Does a standard homeowners’ policy cover damage to my landscaping?
Most policies cover trees, plants and shrubs but they are usually covered at a reduced rate and it all depends on the circumstances. For example, if there was fire/lightning, riot or civil commotion, aircraft, vehicles not owned or operated by a resident of the “residences premises,” vandalism or theft. Prepared will pay up to 5% of the limit of liability that applies to the Coverage A-Dwelling for all trees, shrubs, plants or lawns. Prepared pays no more than $500 of the limit on any one tree, shrub or plant.
What are some problems for planting a tree to close to my home?
There are 3 main problems with planting a tree to close to your home.
- Mechanical damage – roots get near a foundation or utility line, & exert pressure against it.

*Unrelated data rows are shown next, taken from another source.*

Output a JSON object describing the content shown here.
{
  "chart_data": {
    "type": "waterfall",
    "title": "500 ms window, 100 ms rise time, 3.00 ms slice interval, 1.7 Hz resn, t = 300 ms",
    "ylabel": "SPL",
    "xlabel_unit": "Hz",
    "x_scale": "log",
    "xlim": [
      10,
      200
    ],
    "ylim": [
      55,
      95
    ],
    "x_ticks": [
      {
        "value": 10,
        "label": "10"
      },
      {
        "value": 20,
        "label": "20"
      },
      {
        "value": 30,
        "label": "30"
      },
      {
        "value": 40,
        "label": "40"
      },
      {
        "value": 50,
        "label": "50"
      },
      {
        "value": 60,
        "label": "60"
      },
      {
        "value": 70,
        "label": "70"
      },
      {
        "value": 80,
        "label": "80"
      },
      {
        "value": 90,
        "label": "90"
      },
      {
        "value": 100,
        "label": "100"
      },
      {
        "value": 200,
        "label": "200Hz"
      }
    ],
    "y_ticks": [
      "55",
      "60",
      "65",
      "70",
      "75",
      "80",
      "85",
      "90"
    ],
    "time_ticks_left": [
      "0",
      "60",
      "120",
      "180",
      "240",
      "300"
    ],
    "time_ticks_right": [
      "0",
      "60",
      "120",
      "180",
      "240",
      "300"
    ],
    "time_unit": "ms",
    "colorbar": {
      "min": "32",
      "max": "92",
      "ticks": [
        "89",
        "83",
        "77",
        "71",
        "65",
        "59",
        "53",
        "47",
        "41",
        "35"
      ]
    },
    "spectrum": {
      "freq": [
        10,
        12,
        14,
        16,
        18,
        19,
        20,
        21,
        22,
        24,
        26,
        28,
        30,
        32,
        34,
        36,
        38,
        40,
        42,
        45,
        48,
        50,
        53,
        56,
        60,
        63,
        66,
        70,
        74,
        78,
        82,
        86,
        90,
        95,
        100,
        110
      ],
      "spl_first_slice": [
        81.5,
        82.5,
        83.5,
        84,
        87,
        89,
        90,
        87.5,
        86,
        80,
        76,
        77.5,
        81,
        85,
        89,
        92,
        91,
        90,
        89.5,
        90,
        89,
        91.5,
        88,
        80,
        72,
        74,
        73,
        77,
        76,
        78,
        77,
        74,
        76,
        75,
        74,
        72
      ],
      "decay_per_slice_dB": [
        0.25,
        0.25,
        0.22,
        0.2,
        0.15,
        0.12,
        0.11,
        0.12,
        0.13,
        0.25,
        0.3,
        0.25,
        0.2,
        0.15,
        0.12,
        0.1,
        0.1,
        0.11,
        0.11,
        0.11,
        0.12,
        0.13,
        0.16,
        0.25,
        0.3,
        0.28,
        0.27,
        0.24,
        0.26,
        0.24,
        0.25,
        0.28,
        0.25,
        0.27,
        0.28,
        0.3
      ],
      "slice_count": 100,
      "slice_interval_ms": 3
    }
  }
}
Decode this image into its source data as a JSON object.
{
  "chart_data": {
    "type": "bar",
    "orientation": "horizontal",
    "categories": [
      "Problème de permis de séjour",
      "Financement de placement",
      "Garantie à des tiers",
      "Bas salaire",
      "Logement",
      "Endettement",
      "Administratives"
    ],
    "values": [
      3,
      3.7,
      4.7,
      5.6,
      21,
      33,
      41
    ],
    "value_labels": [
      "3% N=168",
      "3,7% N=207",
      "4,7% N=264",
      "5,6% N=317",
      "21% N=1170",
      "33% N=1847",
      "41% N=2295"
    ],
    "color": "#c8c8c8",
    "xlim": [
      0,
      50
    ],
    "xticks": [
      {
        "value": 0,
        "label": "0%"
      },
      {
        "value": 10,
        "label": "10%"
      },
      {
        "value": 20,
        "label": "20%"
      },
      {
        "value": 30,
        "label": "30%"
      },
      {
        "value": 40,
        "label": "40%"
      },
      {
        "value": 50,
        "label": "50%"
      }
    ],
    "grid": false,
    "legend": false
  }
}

Hence the raised and broken sidewalks we see near some species of tree, such as Norway maples.
- Trees make the soil moisture actuate due to taking water up. This can cause problems when soils expand & contract which can stress your foundation by pressure.
- A branch could fall on a house, or the tree could topple.
How can I landscape my yard to keep it from flooding my home?
Leave a gap between your mulch and siding – When mulching your landscape, keep the materials away from the siding and leave a 6-inch gap.
Direct downspouts away from the house – Extend downspouts away from the house to keep the water farther away from the house.
Install a rain garden – Place the plants with the highest wet-soil tolerance in the center. Those at the edge will drain quickly while the middle remains submerged.
- In the past 5 years, all 50 states have experienced floods or flash floods.
- Everyone lives in a flood zone. (For more information, visit our Flood Zones FAQs.)
- Homeowners’ insurance does not cover flood damage.
- If you live in a Special Flood Hazard Area (SFHA) or high-risk area and have a Federally backed mortgage, your mortgage lender requires you to have flood insurance.
- Just a few inches of water from a flood can cause tens of thousands of dollars in damage.
- Hurricanes, winter storms and snowmelt are common (but often overlooked) causes of flooding.